Adultos mayores buscan sustento en las afueras de Woolworth: Entre sillas de ruedas y chamarras, resisten el frío
Nota y fotos por: Silver Juárez Arce
A las afueras de la tienda Woolworth, ubicada en la calle Libertad, tres adultos mayores —uno de ellos en silla de ruedas— pasan las horas pidiendo apoyo económico a los transeúntes, a pesar del frío cortante que azota la ciudad. Vestidos con chamarras gruesas, bufandas y cobijas, estos adultos, que en su mayoría carecen de movilidad, salen a las calles con un solo objetivo: llevar unas monedas a sus hogares.
Entre ellos destaca una mujer que, desde su silla de ruedas, ofrece flores elaboradas a mano con materiales reciclados, un esfuerzo creativo para captar la atención de quienes pasan por el lugar mientras ajusta su cobija para protegerse del viento helado.

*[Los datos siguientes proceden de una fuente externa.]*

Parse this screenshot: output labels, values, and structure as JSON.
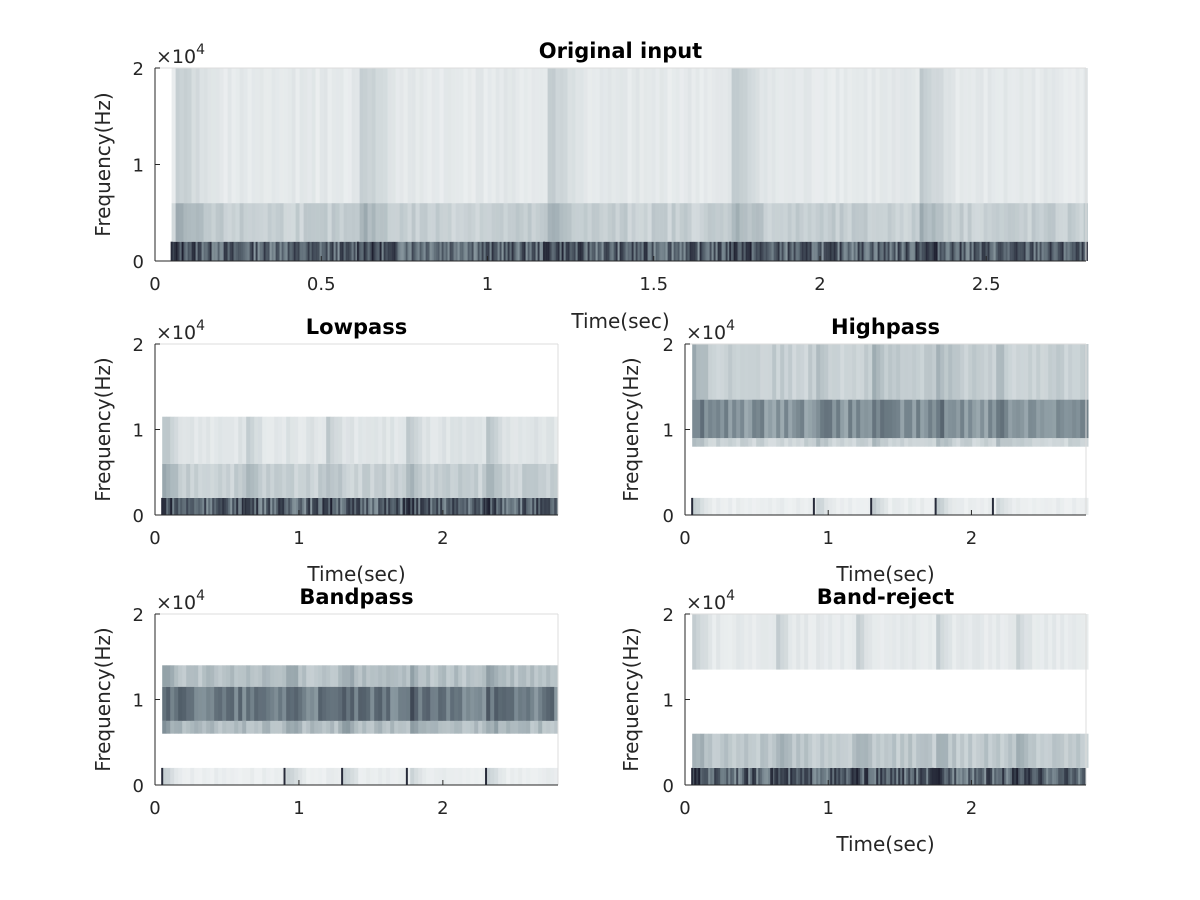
{
  "chart_data": [
    {
      "type": "heatmap",
      "title": "Original input",
      "xlabel": "Time(sec)",
      "ylabel": "Frequency(Hz)",
      "xlim": [
        0,
        2.8
      ],
      "ylim": [
        0,
        20000
      ],
      "xticks": [
        0,
        0.5,
        1,
        1.5,
        2,
        2.5
      ],
      "xtick_labels": [
        "0",
        "0.5",
        "1",
        "1.5",
        "2",
        "2.5"
      ],
      "yticks": [
        0,
        10000,
        20000
      ],
      "ytick_labels": [
        "0",
        "1",
        "2"
      ],
      "y_exponent_label": "×10",
      "y_exponent_power": "4",
      "signal_start_sec": 0.05,
      "onsets_sec": [
        0.05,
        0.61,
        1.17,
        1.73,
        2.29
      ],
      "bands": [
        {
          "f_low": 0,
          "f_high": 2000,
          "level": 0.85,
          "striped": true
        },
        {
          "f_low": 2000,
          "f_high": 6000,
          "level": 0.22
        },
        {
          "f_low": 6000,
          "f_high": 20000,
          "level": 0.1
        }
      ],
      "colormap": [
        "#ffffff",
        "#1e2030"
      ]
    },
    {
      "type": "heatmap",
      "title": "Lowpass",
      "xlabel": "Time(sec)",
      "ylabel": "Frequency(Hz)",
      "xlim": [
        0,
        2.8
      ],
      "ylim": [
        0,
        20000
      ],
      "xticks": [
        0,
        1,
        2
      ],
      "xtick_labels": [
        "0",
        "1",
        "2"
      ],
      "yticks": [
        0,
        10000,
        20000
      ],
      "ytick_labels": [
        "0",
        "1",
        "2"
      ],
      "y_exponent_label": "×10",
      "y_exponent_power": "4",
      "signal_start_sec": 0.05,
      "onsets_sec": [
        0.05,
        0.61,
        1.17,
        1.73,
        2.29
      ],
      "bands": [
        {
          "f_low": 0,
          "f_high": 2000,
          "level": 0.85,
          "striped": true
        },
        {
          "f_low": 2000,
          "f_high": 6000,
          "level": 0.22
        },
        {
          "f_low": 6000,
          "f_high": 11500,
          "level": 0.12
        }
      ],
      "colormap": [
        "#ffffff",
        "#1e2030"
      ]
    },
    {
      "type": "heatmap",
      "title": "Highpass",
      "xlabel": "Time(sec)",
      "ylabel": "Frequency(Hz)",
      "xlim": [
        0,
        2.8
      ],
      "ylim": [
        0,
        20000
      ],
      "xticks": [
        0,
        1,
        2
      ],
      "xtick_labels": [
        "0",
        "1",
        "2"
      ],
      "yticks": [
        0,
        10000,
        20000
      ],
      "ytick_labels": [
        "0",
        "1",
        "2"
      ],
      "y_exponent_label": "×10",
      "y_exponent_power": "4",
      "signal_start_sec": 0.05,
      "onsets_sec": [
        0.05,
        0.9,
        1.3,
        1.75,
        2.15
      ],
      "bands": [
        {
          "f_low": 0,
          "f_high": 2000,
          "level": 0.08
        },
        {
          "f_low": 8000,
          "f_high": 9000,
          "level": 0.2
        },
        {
          "f_low": 9000,
          "f_high": 13500,
          "level": 0.5
        },
        {
          "f_low": 13500,
          "f_high": 20000,
          "level": 0.22
        }
      ],
      "colormap": [
        "#ffffff",
        "#1e2030"
      ]
    },
    {
      "type": "heatmap",
      "title": "Bandpass",
      "xlabel": "",
      "ylabel": "Frequency(Hz)",
      "xlim": [
        0,
        2.8
      ],
      "ylim": [
        0,
        20000
      ],
      "xticks": [
        0,
        1,
        2
      ],
      "xtick_labels": [
        "0",
        "1",
        "2"
      ],
      "yticks": [
        0,
        10000,
        20000
      ],
      "ytick_labels": [
        "0",
        "1",
        "2"
      ],
      "y_exponent_label": "×10",
      "y_exponent_power": "4",
      "signal_start_sec": 0.05,
      "onsets_sec": [
        0.05,
        0.9,
        1.3,
        1.75,
        2.3
      ],
      "bands": [
        {
          "f_low": 0,
          "f_high": 2000,
          "level": 0.08
        },
        {
          "f_low": 6000,
          "f_high": 7500,
          "level": 0.3
        },
        {
          "f_low": 7500,
          "f_high": 11500,
          "level": 0.6
        },
        {
          "f_low": 11500,
          "f_high": 14000,
          "level": 0.28
        }
      ],
      "colormap": [
        "#ffffff",
        "#1e2030"
      ]
    },
    {
      "type": "heatmap",
      "title": "Band-reject",
      "xlabel": "Time(sec)",
      "ylabel": "Frequency(Hz)",
      "xlim": [
        0,
        2.8
      ],
      "ylim": [
        0,
        20000
      ],
      "xticks": [
        0,
        1,
        2
      ],
      "xtick_labels": [
        "0",
        "1",
        "2"
      ],
      "yticks": [
        0,
        10000,
        20000
      ],
      "ytick_labels": [
        "0",
        "1",
        "2"
      ],
      "y_exponent_label": "×10",
      "y_exponent_power": "4",
      "signal_start_sec": 0.05,
      "onsets_sec": [
        0.05,
        0.61,
        1.17,
        1.73,
        2.29
      ],
      "bands": [
        {
          "f_low": 0,
          "f_high": 2000,
          "level": 0.85,
          "striped": true
        },
        {
          "f_low": 2000,
          "f_high": 6000,
          "level": 0.25
        },
        {
          "f_low": 13500,
          "f_high": 20000,
          "level": 0.1
        }
      ],
      "colormap": [
        "#ffffff",
        "#1e2030"
      ]
    }
  ]
}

Los tres, envueltos en capas de ropa, representan a un sector de la población que, pese a su edad y limitaciones físicas, se ve obligado a exponerse a las inclemencias del tiempo para subsistir.
El frío, que ha llegado a temperaturas bajo cero en las últimas madrugadas, no los detiene. “Aquí estamos, resistiendo como podemos”, comenta otro de los adultos, quien, encorvado y con las manos entumecidas, extiende un vaso de unicel esperando la solidaridad de los peatones. La escena, que se repite en varias esquinas del centro, refleja la cruda realidad de quienes, sin redes de apoyo, dependen de la caridad ajena para sobrevivir en un contexto donde las oportunidades laborales son escasas y las condiciones climáticas, adversas.